Falta uma política desportiva para Portugal. E o (sub)financiamento crónico do setor é prova disso. Recentemente, os portugueses vibraram com os “Lobos” em França; com o título mundial nos mundiais de ciclismo de pista; com os pódios das nossas seleções de ténis de mesa, masculina e feminina, nos Europeus; com as medalhas conquistadas nos europeus e mundiais de patinagem artística; entre tantos e tantos outros resultados de reconhecido mérito desportivo, que são muito mais resultado do talento e prestação dos agentes desportivos envolvidos (atletas, treinadores e dirigentes), do que propriamente da política de desenvolvimento desportivo em Portugal.

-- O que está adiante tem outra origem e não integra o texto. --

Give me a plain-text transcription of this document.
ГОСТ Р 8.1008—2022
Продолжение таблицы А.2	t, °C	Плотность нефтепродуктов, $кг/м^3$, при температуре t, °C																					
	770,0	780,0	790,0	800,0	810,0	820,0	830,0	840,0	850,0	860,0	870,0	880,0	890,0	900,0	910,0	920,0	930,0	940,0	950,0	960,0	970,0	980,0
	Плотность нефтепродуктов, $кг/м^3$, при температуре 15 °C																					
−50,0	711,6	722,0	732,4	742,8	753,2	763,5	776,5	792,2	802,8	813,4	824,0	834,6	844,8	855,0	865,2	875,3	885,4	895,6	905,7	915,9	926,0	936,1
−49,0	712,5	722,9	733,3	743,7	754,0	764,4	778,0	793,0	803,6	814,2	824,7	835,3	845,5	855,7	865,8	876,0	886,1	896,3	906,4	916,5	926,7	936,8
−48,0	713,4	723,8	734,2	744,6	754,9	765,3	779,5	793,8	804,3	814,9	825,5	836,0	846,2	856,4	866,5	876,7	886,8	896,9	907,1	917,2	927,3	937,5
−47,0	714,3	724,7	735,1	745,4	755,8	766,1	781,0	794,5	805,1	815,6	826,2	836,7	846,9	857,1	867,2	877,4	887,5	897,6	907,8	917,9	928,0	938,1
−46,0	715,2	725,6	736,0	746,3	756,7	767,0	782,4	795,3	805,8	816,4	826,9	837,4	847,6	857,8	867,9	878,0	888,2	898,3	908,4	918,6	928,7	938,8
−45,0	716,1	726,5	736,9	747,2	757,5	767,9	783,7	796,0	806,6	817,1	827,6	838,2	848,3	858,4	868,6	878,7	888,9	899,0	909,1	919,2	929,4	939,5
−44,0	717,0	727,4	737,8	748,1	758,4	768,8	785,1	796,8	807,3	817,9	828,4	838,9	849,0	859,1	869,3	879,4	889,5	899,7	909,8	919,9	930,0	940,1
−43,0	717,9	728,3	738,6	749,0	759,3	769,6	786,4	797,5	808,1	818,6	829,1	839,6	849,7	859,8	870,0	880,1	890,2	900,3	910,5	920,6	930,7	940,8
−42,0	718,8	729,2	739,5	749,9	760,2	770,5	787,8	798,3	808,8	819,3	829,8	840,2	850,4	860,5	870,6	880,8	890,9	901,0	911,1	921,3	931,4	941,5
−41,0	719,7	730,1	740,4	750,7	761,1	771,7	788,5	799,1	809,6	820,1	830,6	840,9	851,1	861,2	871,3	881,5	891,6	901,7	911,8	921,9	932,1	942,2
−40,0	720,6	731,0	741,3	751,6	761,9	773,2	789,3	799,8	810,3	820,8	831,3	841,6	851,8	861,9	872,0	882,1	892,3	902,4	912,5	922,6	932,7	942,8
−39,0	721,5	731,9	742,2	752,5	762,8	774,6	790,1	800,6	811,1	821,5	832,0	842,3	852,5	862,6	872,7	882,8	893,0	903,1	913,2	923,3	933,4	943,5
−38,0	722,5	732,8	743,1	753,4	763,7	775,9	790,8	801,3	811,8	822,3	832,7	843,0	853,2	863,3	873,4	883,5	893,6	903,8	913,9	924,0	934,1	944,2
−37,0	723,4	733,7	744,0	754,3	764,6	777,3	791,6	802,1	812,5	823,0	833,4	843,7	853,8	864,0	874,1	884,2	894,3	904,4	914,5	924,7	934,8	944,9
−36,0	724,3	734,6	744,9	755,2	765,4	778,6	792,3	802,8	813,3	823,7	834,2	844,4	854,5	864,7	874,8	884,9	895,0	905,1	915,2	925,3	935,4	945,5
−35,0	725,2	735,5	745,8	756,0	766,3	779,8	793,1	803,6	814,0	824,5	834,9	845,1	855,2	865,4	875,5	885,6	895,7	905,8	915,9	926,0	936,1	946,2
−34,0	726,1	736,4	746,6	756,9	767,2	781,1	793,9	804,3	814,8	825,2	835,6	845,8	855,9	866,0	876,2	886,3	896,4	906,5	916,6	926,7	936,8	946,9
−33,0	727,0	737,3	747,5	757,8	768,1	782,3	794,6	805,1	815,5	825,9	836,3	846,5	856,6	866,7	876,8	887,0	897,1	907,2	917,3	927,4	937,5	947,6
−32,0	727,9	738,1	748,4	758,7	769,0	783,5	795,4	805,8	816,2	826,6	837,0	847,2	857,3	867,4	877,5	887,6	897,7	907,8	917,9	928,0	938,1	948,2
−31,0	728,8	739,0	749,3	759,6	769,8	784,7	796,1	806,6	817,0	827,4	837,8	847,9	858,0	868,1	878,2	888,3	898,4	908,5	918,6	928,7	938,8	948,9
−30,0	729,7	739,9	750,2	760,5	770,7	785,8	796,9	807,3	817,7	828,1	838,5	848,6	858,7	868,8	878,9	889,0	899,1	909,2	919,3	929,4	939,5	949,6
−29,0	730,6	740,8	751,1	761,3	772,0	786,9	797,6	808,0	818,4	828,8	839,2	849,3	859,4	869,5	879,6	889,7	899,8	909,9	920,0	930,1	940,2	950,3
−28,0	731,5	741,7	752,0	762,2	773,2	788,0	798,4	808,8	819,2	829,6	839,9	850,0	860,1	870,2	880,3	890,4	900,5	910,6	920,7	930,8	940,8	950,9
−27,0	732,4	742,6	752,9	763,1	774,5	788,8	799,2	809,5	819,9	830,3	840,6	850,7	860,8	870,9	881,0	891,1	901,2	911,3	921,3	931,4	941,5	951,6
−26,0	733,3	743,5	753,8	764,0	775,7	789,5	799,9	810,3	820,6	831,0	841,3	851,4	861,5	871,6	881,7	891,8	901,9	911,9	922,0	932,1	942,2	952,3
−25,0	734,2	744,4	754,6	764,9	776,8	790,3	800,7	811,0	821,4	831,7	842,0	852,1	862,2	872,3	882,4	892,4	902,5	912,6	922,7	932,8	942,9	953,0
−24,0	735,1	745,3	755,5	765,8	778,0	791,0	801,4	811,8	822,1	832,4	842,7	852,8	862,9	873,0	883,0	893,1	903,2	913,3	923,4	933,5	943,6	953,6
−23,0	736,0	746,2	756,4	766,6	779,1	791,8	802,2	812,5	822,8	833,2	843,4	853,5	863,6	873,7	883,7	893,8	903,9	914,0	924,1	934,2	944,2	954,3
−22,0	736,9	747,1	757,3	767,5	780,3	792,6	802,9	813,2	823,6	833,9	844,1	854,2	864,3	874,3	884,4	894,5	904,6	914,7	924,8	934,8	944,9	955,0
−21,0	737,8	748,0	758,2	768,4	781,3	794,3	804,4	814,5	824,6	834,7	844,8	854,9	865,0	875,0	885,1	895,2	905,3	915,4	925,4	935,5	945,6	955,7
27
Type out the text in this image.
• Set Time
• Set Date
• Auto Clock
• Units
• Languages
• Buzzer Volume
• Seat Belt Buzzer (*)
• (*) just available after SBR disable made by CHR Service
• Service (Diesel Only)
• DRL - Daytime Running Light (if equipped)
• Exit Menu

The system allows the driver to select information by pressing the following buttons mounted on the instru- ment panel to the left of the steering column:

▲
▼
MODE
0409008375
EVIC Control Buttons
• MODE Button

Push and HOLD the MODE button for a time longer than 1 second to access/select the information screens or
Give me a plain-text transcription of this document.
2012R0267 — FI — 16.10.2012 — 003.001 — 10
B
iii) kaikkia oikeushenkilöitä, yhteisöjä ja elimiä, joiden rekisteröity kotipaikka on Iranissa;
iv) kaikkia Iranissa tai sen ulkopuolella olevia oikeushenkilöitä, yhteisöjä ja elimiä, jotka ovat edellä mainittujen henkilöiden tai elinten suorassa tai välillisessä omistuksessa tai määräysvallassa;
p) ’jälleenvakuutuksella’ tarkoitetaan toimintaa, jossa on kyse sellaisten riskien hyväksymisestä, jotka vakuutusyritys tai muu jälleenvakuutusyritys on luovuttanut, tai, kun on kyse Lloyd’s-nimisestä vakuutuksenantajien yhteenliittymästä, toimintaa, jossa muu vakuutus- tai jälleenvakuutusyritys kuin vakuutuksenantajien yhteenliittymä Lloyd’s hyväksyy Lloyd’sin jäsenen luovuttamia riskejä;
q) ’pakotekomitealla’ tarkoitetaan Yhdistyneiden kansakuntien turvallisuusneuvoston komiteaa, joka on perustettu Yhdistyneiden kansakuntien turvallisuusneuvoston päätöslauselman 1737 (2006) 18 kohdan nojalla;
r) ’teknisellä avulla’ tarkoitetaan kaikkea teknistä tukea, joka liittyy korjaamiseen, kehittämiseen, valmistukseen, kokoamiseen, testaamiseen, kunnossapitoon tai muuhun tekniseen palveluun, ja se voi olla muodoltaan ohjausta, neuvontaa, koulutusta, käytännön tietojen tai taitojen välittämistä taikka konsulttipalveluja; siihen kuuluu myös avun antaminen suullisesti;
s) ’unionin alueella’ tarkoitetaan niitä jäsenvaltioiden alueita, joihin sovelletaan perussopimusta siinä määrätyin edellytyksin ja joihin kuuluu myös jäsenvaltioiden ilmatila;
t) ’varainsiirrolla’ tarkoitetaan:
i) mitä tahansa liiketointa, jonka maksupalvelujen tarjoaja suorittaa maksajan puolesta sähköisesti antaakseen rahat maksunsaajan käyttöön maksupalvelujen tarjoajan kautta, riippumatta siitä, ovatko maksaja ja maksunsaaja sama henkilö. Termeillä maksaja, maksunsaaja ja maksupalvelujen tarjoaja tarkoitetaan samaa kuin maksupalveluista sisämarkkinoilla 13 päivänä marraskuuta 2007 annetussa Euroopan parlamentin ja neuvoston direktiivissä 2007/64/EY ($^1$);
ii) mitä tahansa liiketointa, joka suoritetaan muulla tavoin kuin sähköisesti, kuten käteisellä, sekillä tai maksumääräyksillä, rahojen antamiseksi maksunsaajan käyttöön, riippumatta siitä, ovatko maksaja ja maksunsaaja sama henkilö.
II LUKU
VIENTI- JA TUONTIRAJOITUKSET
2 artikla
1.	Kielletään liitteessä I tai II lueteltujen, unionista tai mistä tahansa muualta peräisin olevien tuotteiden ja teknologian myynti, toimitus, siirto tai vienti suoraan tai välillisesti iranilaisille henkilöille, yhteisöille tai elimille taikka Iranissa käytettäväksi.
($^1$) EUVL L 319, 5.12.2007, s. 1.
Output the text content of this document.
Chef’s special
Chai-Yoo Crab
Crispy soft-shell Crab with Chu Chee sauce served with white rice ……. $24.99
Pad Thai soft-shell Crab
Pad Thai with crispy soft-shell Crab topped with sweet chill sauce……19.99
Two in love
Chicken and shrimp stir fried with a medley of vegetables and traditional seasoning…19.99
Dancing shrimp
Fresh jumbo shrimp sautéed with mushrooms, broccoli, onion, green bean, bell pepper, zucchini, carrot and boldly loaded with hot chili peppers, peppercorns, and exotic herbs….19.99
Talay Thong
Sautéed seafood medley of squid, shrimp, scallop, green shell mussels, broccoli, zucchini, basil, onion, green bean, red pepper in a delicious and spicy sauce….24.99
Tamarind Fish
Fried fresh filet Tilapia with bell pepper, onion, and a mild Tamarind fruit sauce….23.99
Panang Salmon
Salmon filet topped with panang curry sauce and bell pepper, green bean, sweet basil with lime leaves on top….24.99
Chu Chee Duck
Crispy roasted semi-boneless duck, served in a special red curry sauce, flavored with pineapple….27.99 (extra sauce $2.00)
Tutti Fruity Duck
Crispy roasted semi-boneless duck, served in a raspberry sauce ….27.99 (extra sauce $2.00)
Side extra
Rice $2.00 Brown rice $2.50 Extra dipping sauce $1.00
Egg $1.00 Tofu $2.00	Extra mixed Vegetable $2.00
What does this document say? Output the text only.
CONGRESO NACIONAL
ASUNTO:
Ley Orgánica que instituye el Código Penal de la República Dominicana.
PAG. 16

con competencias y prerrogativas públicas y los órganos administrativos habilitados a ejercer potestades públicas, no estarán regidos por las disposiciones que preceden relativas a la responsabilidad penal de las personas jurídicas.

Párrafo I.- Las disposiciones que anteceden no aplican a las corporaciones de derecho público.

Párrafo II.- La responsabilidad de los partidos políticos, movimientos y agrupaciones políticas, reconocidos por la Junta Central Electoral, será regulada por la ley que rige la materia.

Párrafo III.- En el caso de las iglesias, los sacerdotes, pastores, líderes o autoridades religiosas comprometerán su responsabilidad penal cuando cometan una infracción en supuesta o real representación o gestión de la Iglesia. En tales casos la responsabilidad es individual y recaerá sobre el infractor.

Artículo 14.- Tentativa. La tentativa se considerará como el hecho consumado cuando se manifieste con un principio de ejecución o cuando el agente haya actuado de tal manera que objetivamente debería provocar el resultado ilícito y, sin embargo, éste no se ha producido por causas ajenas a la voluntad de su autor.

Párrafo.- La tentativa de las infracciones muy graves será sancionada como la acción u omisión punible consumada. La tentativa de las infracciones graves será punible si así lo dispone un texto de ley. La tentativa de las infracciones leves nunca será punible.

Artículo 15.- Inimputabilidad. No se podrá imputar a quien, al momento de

É este o paradigma que temos forçosamente de inverter. Identificando e avaliando a nossa realidade desportiva, distrito a distrito, município a município, e investindo nas bases: na democratização do acesso ao Desporto, fortalecendo a relação da Escola com o Desporto federado e investindo nos clubes de base local, a nível das infraestruturas desportivas e nos domínios administrativo/logístico, financeiro e técnico. Caso contrário, continuaremos a ter momentos de exaltação súbitos, mantendo os patamares de base e intermédios, da pirâmide de desenvolvimento desportivo, condenados à falta de praticantes, que, consequentemente, arredam Portugal do estatuto de país desportivamente ativo e desenvolvido.
Aberta que está a discussão do OE 2024, têm a palavra os grupos parlamentares dos respetivos partidos políticos. Sejam, todos eles, sem exceção, a voz inconformada do Desporto, por mais recursos, maior justiça e maior reconhecimento político.